32. Pasrah

13 4 0
                                    

POV Hito

Malam ini adalah hari kedua aku resmi menikahi Sakira. Karena kondisi mama masih lemah, aku dan Sakira menginap menemani mama di kamarnya. 

"Hito, kamu nggak pulang ke rumah? Kasihan Tarisa pasti menunggu." Aku terdiam di depan mama. Andai mama memang punya belas kasih pada Tarisa, kenapa juga harus menyeretku pada situasi sesulit ini. 

"Pagi tadi udah Hito susul ke kontrakan, tapi Tari gak ada, Ma. Di rumah yang lama juga cuma ada Mbok Minah."

"Di rumah mertuamu?" 

"Gak dibolehin masuk sama satpam." 

"Mertua kamu masih maksa supaya dicerai, ya?" Aku mengangguk lemah. 

"Kamu cinta sama Tarisa?" Aduh mama, malah bertanya di depan Sakira. Aku mengacak rambut gusar. 

"Dari kecil, Hito sayang sama Tari, Ma.
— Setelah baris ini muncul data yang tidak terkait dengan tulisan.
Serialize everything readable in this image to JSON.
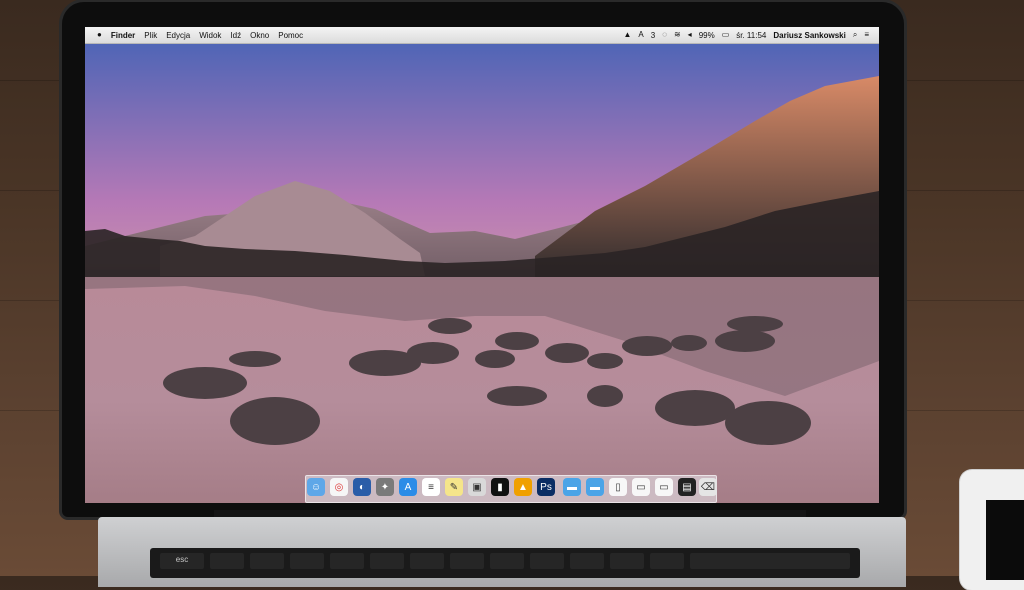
{
  "menubar": {
    "apple": "",
    "items": [
      "Finder",
      "Plik",
      "Edycja",
      "Widok",
      "Idź",
      "Okno",
      "Pomoc"
    ],
    "status": {
      "adobe_count": "3",
      "battery": "99%",
      "clock": "śr. 11:54",
      "user": "Dariusz Sankowski"
    }
  },
  "dock": {
    "apps": [
      "finder-icon",
      "chrome-icon",
      "firefox-icon",
      "launchpad-icon",
      "app-store-icon",
      "text-icon",
      "notes-icon",
      "preview-icon",
      "terminal-icon",
      "vlc-icon",
      "photoshop-icon",
      "folder-icon",
      "folder-icon",
      "document-icon",
      "document-icon",
      "document-icon",
      "terminal-window-icon",
      "trash-icon"
    ]
  },
  "keyboard": {
    "labels": [
      "esc",
      "",
      "",
      "",
      "",
      "",
      "",
      "",
      "",
      "",
      "",
      "",
      "",
      ""
    ]
  },
  "colors": {
    "menubar": "#e6e6e6",
    "sky_top": "#5f6fb7",
    "sky_mid": "#c07fb0",
    "sky_low": "#d99a9a",
    "water": "#b2869b"
  }
}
Sampai kita menikah, dia selalu berusaha jadi istri yang baik. Hito jadi merasa ada yang nggak lengkap tanpa Tarisa." terangku lalu mengusap wajah dengan kasar. 

"Besok pagi, bawa Mama datang ke rumah mertuamu!" 

"Mama yakin?" Aku sedikit bingung. 

Sakira menatap kami berdua dengan mata sendunya. Bahkan sampai saat ini aku belum mengajaknya bicara. Hanya sesekali untuk minta tolong menemani atau mengambil makanan untuk mama. 

***

"Maaf, Mas Hito... Non Tarisa dirawat inap di rumah sakit."

"Hah, sakit apa, Pak?" Aku dan mama bertukar pandang penuh tanya, masih berdiri menunggu di depan gerbang rumah papa Ivan. 

"Hubungi Den Samir saja, Mas." 

Aku meraih ponsel di dalam saku dan langsung menghubungi Samir. 

"Halo, Kak Hito datang aja ke rumah sakit sentra medika. Mumpung Papa lagi gak di sini. Mbak lagi ditemani Tania." Tanpa ditanya, suara di seberang sana menjelaskan panjang lebar. 

Aku bergegas membawa mama ke rumah sakit yang dimaksud Samiri. 

Di sana, Tarisa tampak terlelap dengan bantuan infus di tangan. Perawat menyuruh Samir dan Tania keluar dari ruang inap, agar pasien dijenguk bergantian. 

"Kandungan ibu Tarisa lemah, Pak. Belum tahu sampai kapan harus bedrest di sini." penjelasan perawat itu jelas membuat aku dan mama tercengang.

"Kandungan, maksudnya sus?" 

"Bu Tarisa sedang hamil delapan minggu."

Kupeluk mama dengan tangis haru. Setelah suster keluar, kami mendekati ranjang di mana Tarisa terbaring. 

Kusentuh pelan pipinya yang dingin, mengecup tangannya yang mulai bergerak merasakan kehadiranku dan mama. 

"Ma..." Lirih Tarisa pertama kali membuka mata. Pandangannya tertuju hanya pada mama. 

"Sayang, kenapa kamu gak bilang kalau lagi hamil?" pertanyaanku memaksa Tarisa untuk menoleh. Ia menjawab setelah menepis tangannya dari genggamanku.

"Gimana mau ngasih tau. Diajak sarapan, diajak ngobrol... kamunya malah pergi." Tarisa langsung berpaling. Tercetak jelas gurat kecewa di wajahnya.

"Maafin aku Tar," lirihku kembali menggenggam tangannya meski berulang ditepis. 

"Mama udah sehat?" 

"Tarisa... kamu banyak istirahat dulu, Nak. Mama sehat nih." Mama menghampiri Tarisa, membelai rambutnya seperti dulu.